The treasurer dismissed suggestions that more than 100,000 full-time jobs were created since the turn of the year due to Labor leaving the economy in good nick, noting the former government left office with a forecast of a 6.25 per cent unemployment rate.
“It quite clearly appears that we have turned around the trajectory,” Mr Hockey told reporters in Darwin on Thursday.
New data showed the number of people in full-time employment grew 22,200 in May.
However, overall employment eased 4800 because of a 27,000 drop in part-time workers.
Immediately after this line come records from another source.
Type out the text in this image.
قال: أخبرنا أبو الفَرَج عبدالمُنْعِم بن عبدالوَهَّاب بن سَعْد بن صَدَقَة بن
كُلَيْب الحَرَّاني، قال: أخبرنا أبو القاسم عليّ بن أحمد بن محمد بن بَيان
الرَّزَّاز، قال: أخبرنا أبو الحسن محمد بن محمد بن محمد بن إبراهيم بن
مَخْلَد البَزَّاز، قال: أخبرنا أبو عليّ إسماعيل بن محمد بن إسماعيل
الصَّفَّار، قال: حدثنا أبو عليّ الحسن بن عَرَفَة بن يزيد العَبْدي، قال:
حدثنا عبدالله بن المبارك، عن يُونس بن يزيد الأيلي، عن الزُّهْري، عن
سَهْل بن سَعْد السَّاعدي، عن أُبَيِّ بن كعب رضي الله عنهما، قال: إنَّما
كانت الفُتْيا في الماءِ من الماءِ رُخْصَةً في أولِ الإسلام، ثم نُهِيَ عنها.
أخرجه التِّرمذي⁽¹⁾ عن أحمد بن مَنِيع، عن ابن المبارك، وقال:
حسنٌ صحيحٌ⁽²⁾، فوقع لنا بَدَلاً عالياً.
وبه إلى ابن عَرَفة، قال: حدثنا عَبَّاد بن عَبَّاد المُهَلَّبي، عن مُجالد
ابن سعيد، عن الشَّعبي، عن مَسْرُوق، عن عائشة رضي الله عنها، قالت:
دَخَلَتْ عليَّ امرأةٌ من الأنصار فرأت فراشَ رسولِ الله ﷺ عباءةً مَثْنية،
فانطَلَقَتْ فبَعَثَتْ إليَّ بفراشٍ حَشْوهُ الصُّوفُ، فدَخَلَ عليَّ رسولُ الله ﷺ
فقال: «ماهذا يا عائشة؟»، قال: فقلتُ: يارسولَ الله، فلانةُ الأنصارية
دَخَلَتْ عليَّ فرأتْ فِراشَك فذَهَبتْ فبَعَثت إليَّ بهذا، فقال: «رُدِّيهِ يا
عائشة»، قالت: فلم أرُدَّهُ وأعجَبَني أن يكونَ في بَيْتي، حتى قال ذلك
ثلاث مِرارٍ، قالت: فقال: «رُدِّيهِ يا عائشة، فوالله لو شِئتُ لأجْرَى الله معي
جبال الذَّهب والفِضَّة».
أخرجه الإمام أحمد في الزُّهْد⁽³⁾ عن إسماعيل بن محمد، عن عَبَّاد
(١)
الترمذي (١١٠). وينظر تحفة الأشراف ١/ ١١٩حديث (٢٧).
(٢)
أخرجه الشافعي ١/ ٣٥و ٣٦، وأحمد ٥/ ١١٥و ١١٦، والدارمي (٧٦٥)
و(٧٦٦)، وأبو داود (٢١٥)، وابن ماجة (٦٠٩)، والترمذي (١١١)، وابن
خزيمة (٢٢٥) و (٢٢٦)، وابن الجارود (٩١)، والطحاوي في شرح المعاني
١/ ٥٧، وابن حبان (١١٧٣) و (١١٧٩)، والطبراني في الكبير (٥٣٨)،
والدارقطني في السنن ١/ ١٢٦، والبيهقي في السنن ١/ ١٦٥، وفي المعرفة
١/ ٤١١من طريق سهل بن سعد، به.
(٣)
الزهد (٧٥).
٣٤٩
Mr Hockey took aim at Bill Shorten, saying the opposition leader had been proved “dead wrong” by claiming high-profile job cuts at Ford, Holden, Toyota, SPC Ardmona and Qantas would be the “end of all time”.
“Our decisions to provide stability, certainty and predictability have been proven right,” he said.
Labor’s employment spokesman Brendan O’Connor said the steady jobless rate was more to do with people giving up on finding a job.
At 64.6 per cent the participation rate of those in work or actively seeking employment was lower than during the 2008-2009 global financial crisis.
“People have given up looking for work because of the … lack of confidence in the economy and in this government to provide opportunities for work,” Mr O’Connor told reporters in Melbourne.
Earlier Mr Hockey told ABC radio the drop in consumer sentiment in response to the budget was entirely predictable.
“You will see over time that we will deliver on a stronger economy … things are going to get better”.
In a speech on Wednesday, he lashed out at claims his budget is unfair saying the government must reward the lifters and discourage the leaners.
Too many Australians rely on government payments, he told the Sydney Institute.
“It should not be taboo to question whether everyone is entitled to these payments,” he said.
Mr Shorten accused the treasurer of cynically dividing Australians with a budget that puts big business ahead of individuals.
He also told the ACOSS annual conference in Brisbane the government’s lax approach to tax evasion was especially galling at a time when it is making cruel and unfair cuts to pensions, schools and hospitals.
Union “Bust the Budget” protest marches were held in Sydney on Melbourne on Thursday.